Julius Baer cuts jobs as assets fall 16%
SWITZERLAND – Swiss private bank Julius Baer says its assets under management declined by 16% in 2002 and that it plans to cut 10% of its workforce.
The company said in a statement that its assets under management declined by 16% at the end of 2002 to 106 billion Swiss francs (72.2 billion euros) from 126 billion francs at the end of 2001.
“The market-driven reduction of 20 billion francs was accompanied by net new money of 0.3 billion francs,” it said. It said the trend in the US dollar alone caused the value of its client portfolios to drop by around five billion francs.
Consolidated net profit declined by 19% to 183 million francs and net operating income fell 20% to 1.1 billion francs. The asset-value-related commissions from asset management and investment fell by 18% to 674 million francs.

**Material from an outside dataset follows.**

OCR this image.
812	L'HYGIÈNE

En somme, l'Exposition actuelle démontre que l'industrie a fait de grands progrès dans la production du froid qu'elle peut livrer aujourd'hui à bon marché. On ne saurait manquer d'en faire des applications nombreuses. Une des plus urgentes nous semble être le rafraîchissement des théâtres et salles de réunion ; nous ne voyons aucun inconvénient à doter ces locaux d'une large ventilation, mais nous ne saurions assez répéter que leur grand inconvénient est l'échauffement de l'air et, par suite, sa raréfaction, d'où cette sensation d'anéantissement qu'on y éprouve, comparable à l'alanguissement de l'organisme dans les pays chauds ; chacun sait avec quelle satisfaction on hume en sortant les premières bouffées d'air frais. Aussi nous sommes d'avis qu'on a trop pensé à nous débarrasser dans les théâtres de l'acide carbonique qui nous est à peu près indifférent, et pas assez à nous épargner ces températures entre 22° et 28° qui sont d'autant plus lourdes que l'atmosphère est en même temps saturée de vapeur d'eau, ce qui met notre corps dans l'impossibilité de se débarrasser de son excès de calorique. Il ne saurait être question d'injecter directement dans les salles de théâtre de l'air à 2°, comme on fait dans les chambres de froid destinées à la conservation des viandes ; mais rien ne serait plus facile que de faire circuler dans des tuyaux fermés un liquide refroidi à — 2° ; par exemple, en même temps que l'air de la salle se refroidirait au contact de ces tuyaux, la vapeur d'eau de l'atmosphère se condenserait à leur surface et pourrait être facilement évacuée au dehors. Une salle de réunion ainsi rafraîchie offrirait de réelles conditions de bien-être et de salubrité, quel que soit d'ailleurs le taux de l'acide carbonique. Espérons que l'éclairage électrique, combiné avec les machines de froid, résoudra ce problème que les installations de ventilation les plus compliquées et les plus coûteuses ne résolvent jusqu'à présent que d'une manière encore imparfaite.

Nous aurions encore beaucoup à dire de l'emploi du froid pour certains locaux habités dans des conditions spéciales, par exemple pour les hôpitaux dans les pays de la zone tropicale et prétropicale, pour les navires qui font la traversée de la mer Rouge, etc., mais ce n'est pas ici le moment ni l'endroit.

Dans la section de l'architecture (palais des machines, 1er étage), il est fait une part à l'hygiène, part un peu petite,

“In view of the persistently tough operating conditions, Julius Baer will reduce its personnel capacity by at least another 10%, lowering the number of employees to below 2000 by the end of the year,” the bank said in a statement. “Every attempt will be made to make use of the double-digit turnover rate among staff as well as flexible work schedules so that layoffs can be kept to a minimum.”
"Our unique and strong position as an independent family firm with selected core competencies as well as our focus on European markets that remain quite promising is proving successful even in this turbulent environment,” said chief executive Walter Knabenhans. “Moreover, we are benefiting from the fact that we chose a prudent risk strategy during the phases of market exuberance, and we will maintain this approach."
But he sounded a note of caution. "If operating conditions do not soon take a decisive and sustained turn for the better, net profit for the current year will turn out to be considerably lower than that of 2002."